As I read, I kept on thinking of another article that has become a part of the way that I think about race. In “A Muscular Empathy,” the author challenges us to confront examples of historic and/or institutional racism not with the immediate assumption of our own exceptional opposition, but rather with the question of what would prevent our opposition? Even better: Why would I have likely gone along with injustice? Although we want to believe that we would be the one to speak out against slavery, against segregation, against prejudice, the truth is these injustices have existed and still exist because most people don’t speak out. Likely, I would have been, have been, sometimes still am numbered among the don’ts. The Everyday Feminism article invites us to a similar consideration. Putting myself in the position of the “whitesplainer” in the article, the informative question is not whether I would say things that attempt to explain away someone’s experiences, but why would I say those things?
For me, I think the answer is mostly embarrassment and shame. I am ashamed that racism is still a daily experience for people in America. I am embarrassed that people who I consider good people say bad things, revealing how embedded racist presuppositions are in our culture. I want to relieve the sting of racist comments, not only because I feel bad for the person receiving them, but also because I am really uncomfortable confronting the fact that racism is a persistent reality.
So I think the first step in avoiding “whitesplaining” is to be silent. Not necessarily to more fully listen to the experience of the person talking. At least, not at first. If my shame is what is compelling me to speak over someone else, then that’s the first thing I need to let ring through my silence. I need to sit in the uncomfortable silence.
But I can’t stay there.
That’s the point of the last article I want to bring into conversation today.
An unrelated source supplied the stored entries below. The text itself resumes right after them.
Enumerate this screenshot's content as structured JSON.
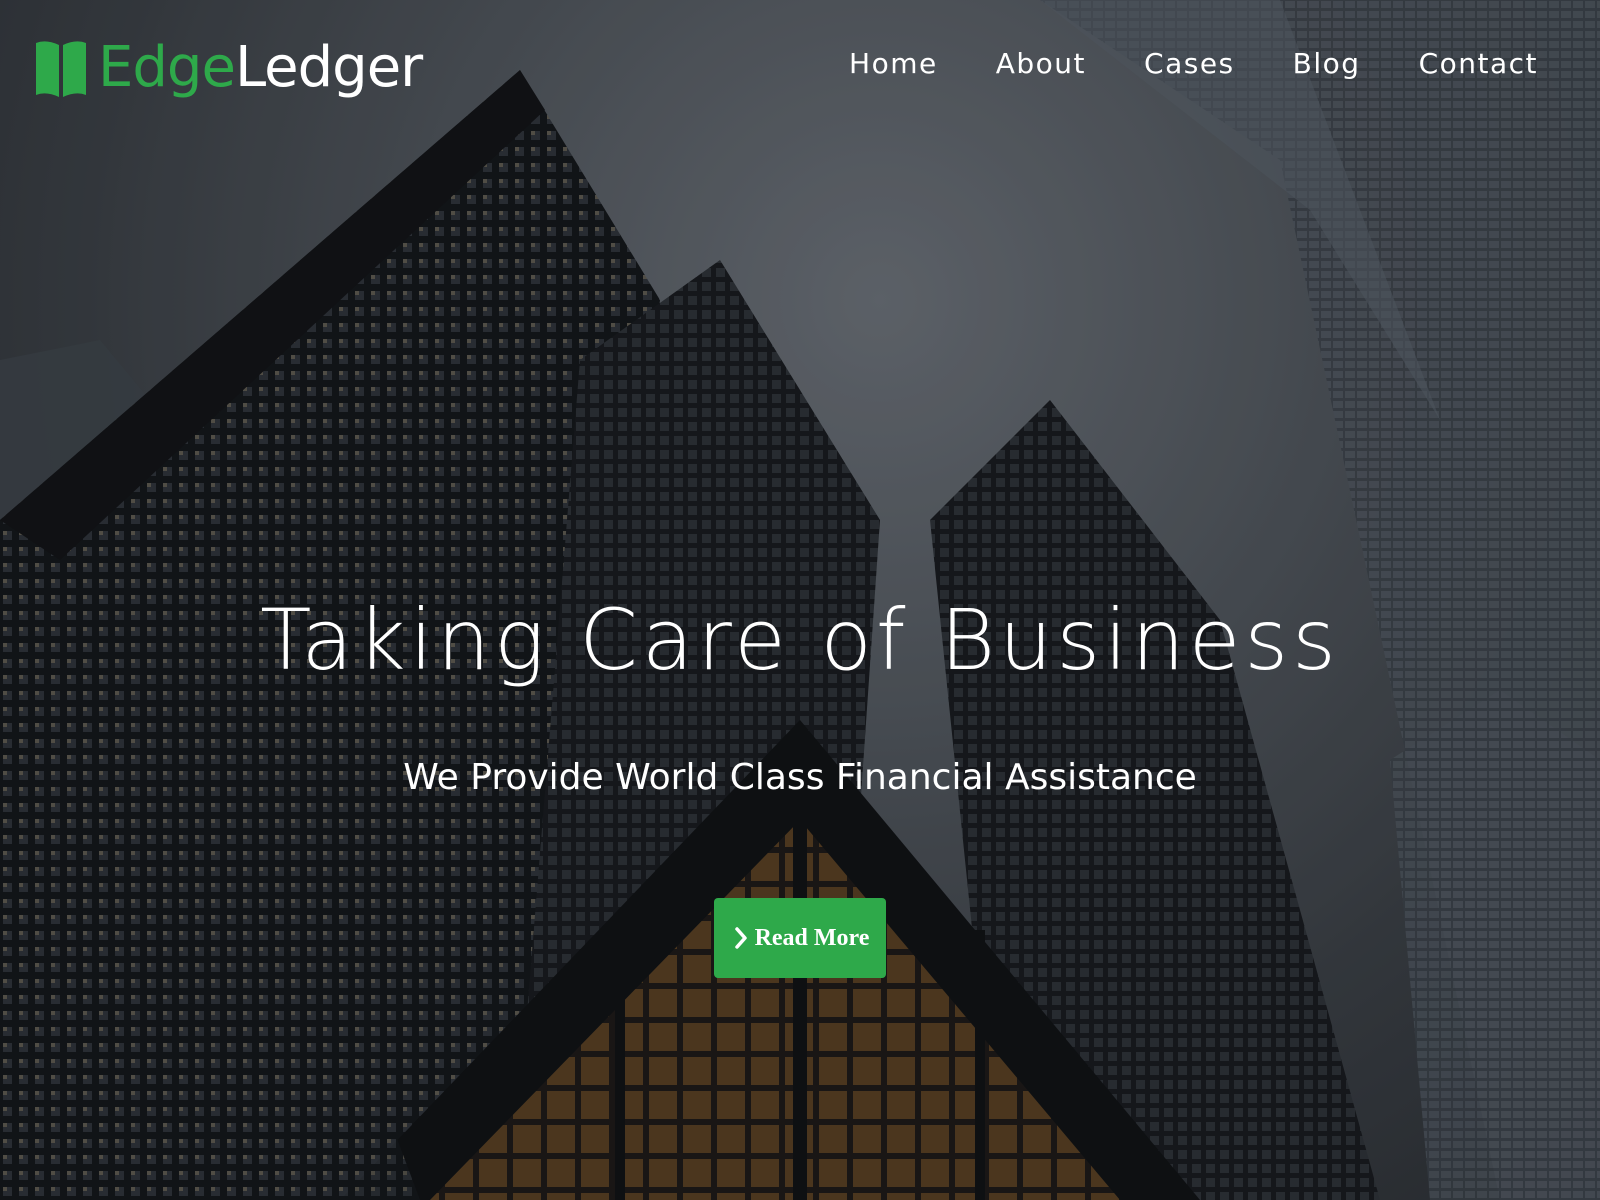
{
  "brand": {
    "name_part1": "Edge",
    "name_part2": "Ledger",
    "icon": "open-book-icon",
    "accent_color": "#2ea94a"
  },
  "nav": {
    "items": [
      {
        "label": "Home"
      },
      {
        "label": "About"
      },
      {
        "label": "Cases"
      },
      {
        "label": "Blog"
      },
      {
        "label": "Contact"
      }
    ]
  },
  "hero": {
    "title": "Taking Care of Business",
    "subtitle": "We Provide World Class Financial Assistance",
    "background": "skyscrapers-photo",
    "cta": {
      "label": "Read More",
      "icon": "chevron-right-icon",
      "color": "#2ea94a"
    }
  }
}
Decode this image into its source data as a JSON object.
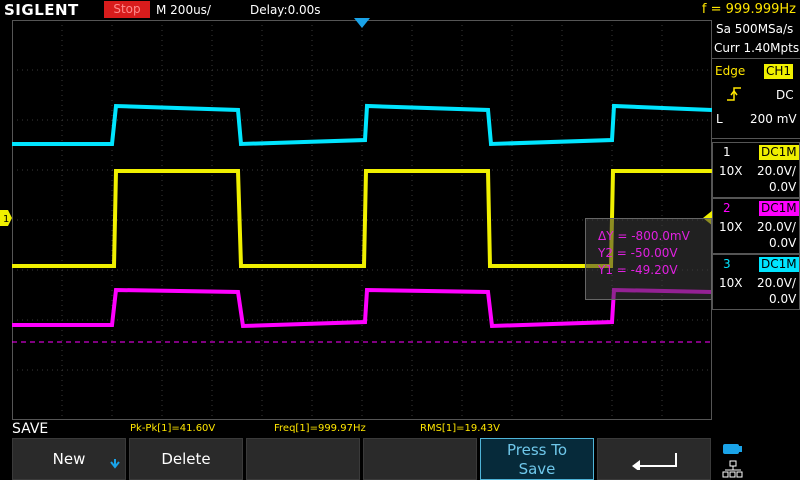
{
  "topbar": {
    "brand": "SIGLENT",
    "run_status": "Stop",
    "timebase": "M 200us/",
    "delay": "Delay:0.00s",
    "frequency": "f = 999.999Hz"
  },
  "acquisition": {
    "sample_rate": "Sa 500MSa/s",
    "memory": "Curr 1.40Mpts"
  },
  "trigger": {
    "type": "Edge",
    "source": "CH1",
    "coupling": "DC",
    "level_prefix": "L",
    "level": "200 mV"
  },
  "channels": [
    {
      "num": "1",
      "coupling": "DC1M",
      "probe": "10X",
      "scale": "20.0V/",
      "offset": "0.0V",
      "color": "#f0f000"
    },
    {
      "num": "2",
      "coupling": "DC1M",
      "probe": "10X",
      "scale": "20.0V/",
      "offset": "0.0V",
      "color": "#ff00ff"
    },
    {
      "num": "3",
      "coupling": "DC1M",
      "probe": "10X",
      "scale": "20.0V/",
      "offset": "0.0V",
      "color": "#00e5ff"
    }
  ],
  "cursor_measure": {
    "delta_y": "ΔY = -800.0mV",
    "y2": "Y2 = -50.00V",
    "y1": "Y1 = -49.20V"
  },
  "measurements": {
    "mode_label": "SAVE",
    "pkpk": "Pk-Pk[1]=41.60V",
    "freq": "Freq[1]=999.97Hz",
    "rms": "RMS[1]=19.43V"
  },
  "softkeys": {
    "new": "New",
    "delete": "Delete",
    "press_to": "Press To",
    "save": "Save"
  },
  "colors": {
    "ch1": "#f0f000",
    "ch2": "#ff00ff",
    "ch3": "#00e5ff",
    "stop": "#d81c1c",
    "accent": "#ffe600"
  }
}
It challenges what ally politics and activism should look like. I had to read the article several times (and yes, there were uncomfortable silences in between). Guilt and shame, if allowed to have the last say, can lead to immobility, specifically a refusal to take action under one’s own auspices. The article contends that sometimes even “listening” can amount to another abdication of responsibility even if done in the name of deference to the oppressed community. Although this seems at first to be the correct impulse, like the “whitesplaining” examples above, what results is re-entrenchment of racist and other authoritarian assumptions. The author writes, “For a liberating understanding of privilege, each of us must learn our stake in toppling those systems of power to recognize how much we all have to gain in overturning every hierarchy of oppression.” I understand it this way: in the same way I need to confront my own shame about racism, I also need to fully understand my own reasons for fighting for racial justice. Only then can we have genuine partnership instead of awkward paternalism, arriving at a place where those participating in racial privilege and those experiencing racism will end up as equals on the same side of action.
Please share your reactions to the articles above (my attempts to grapple with them included). If you are a teacher trying to bring these concepts into focus for your class, I’d love to learn about your strategies.